India is also open to a free trade agreement with the EU, but this will take time to finalise. The Federation of Indian Export Organisations has urged the government to speedily move on a bilateral agreement, talks for which were started in 2007 but have stalled since 2013.
What is perhaps most critical is that global manufacturers seeking to move factories out of China (Indian is keen to host them) will find it attractive to go to Vietnam unless India can offer similar tariff treatment.
China has become a factory to the world because it has extensive supply chains. Goods manufactured there get an enormous amount of inputs from other Chinese manufacturers. What is more, China has its own huge domestic market which is attractive to manufacturers across the world. Meeting this Chinese demand, other than sourcing inputs out of China, is an important agenda for manufacturers across the world.
China also has in its favour the high productivity of its workers. They are not poorly paid at all, as perhaps in Bangladesh, but are able to deliver a high output because of their skills and the sophistication of the manufacturing processes. Plus, China has been able to give itself an enviable infrastructure. India is way behind on not just this but electricity charges too.
Against this background, a key recent decision by several Indian states, easing protection to workers, will likely perpetuate low worker productivity. To be highly productive, workers need to be educated and skilled, get paid attractively and have a degree of predictability in their service conditions.
If lowering the working conditions for workers will not deliver, what will? This is what someone familiar with the highly successful Bajaj story has to say. The Indian two-and three-wheeler manufacturer has beaten
Chinese competition in not just India but also across the world.
A key decision by it decades ago was to go out and recruit engineers at software-beating salaries for its research and development effort. They were simply entrusted to design and manufacture world-class motorcycles.
The result: when Chinese motorcycle manufacturers sought to capture the Indian market in a big push in the early 2000s, they quickly got beaten on quality. Bajaj and TVS had quality goals integrated in their manufacturing ethos.
A similar story was played out in Africa where Bajaj products were priced in between the Japanese and the Chinese and at the end of the day, delivered enormous value, enabled by its chain of dealerships and service centres with trained mechanics. This success story has been repeated across Africa and South America.
To keep abreast with the times in terms of engineering and designing inputs, Bajaj today owns a part of KTM, the European market leader. Why has this success not been repeated in other industries like TVs, computers and mobile phones?

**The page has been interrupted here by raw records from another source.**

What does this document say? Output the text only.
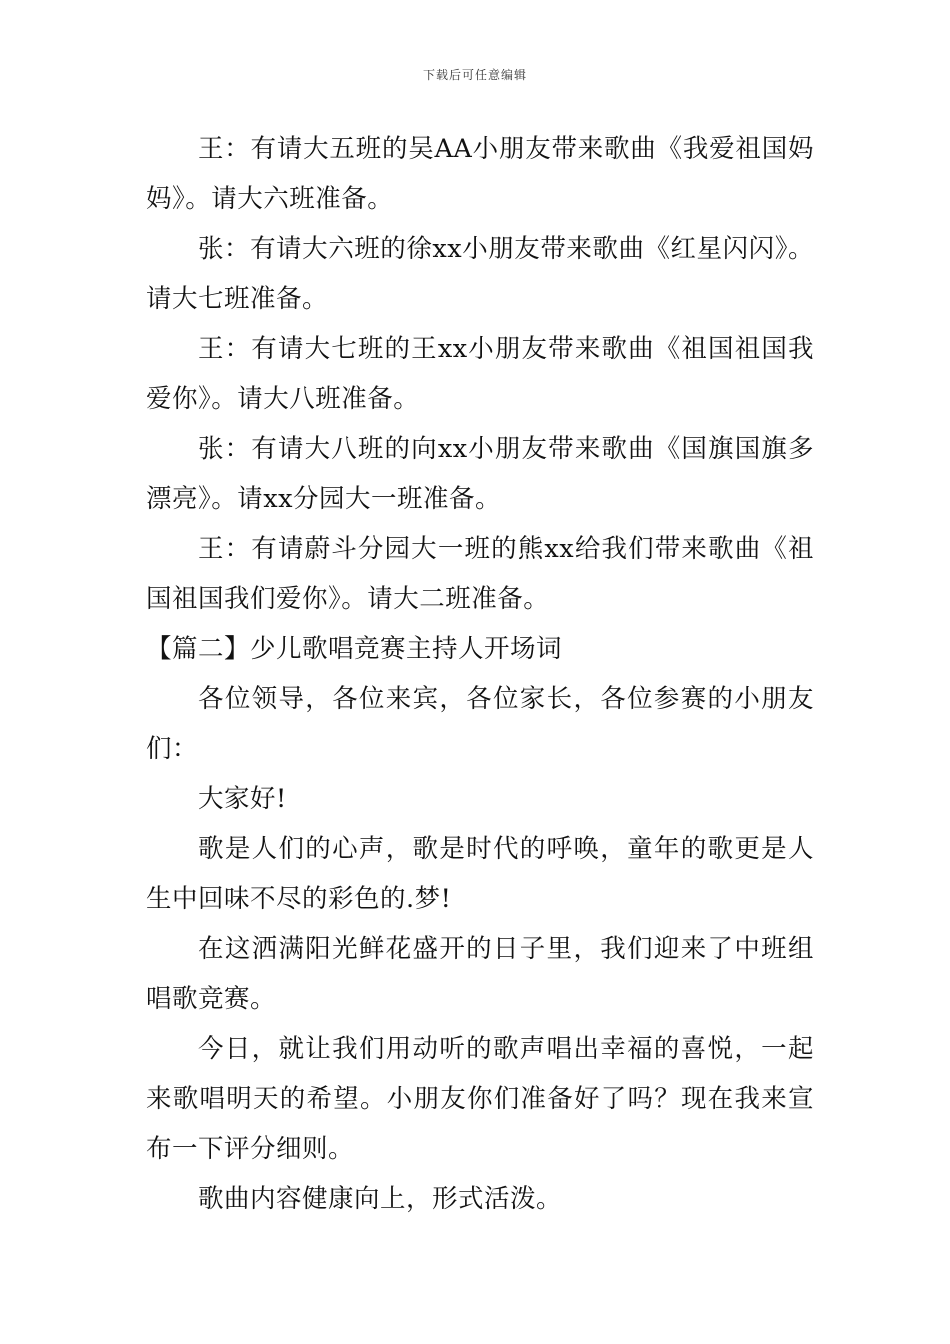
下载后可任意编辑

王：有请大五班的吴AA小朋友带来歌曲《我爱祖国妈妈》。请大六班准备。

张：有请大六班的徐xx小朋友带来歌曲《红星闪闪》。请大七班准备。

王：有请大七班的王xx小朋友带来歌曲《祖国祖国我爱你》。请大八班准备。

张：有请大八班的向xx小朋友带来歌曲《国旗国旗多漂亮》。请xx分园大一班准备。

王：有请蔚斗分园大一班的熊xx给我们带来歌曲《祖国祖国我们爱你》。请大二班准备。

【篇二】少儿歌唱竞赛主持人开场词

各位领导，各位来宾，各位家长，各位参赛的小朋友们：

大家好!

歌是人们的心声，歌是时代的呼唤，童年的歌更是人生中回味不尽的彩色的.梦!

在这洒满阳光鲜花盛开的日子里，我们迎来了中班组唱歌竞赛。

今日，就让我们用动听的歌声唱出幸福的喜悦，一起来歌唱明天的希望。小朋友你们准备好了吗？现在我来宣布一下评分细则。

歌曲内容健康向上，形式活泼。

Go ask the companies that people them and see how Bajaj, TVS and Hero differ from them.
Considering the economic challenge that China poses, the road to catching up with it has been trodden successively by Japan, South Korea, Taiwan and, now increasingly, Vietnam to take their manufacturing forward.
India has to do the same once the present political and military tensions are behind us. Currently, when there is a semi-warlike situation, it is natural that popular sentiment will take priority over economic imperatives.
It is to be hoped that a suitable atmosphere will return soon, enabling an economic policy to be determined by economic considerations.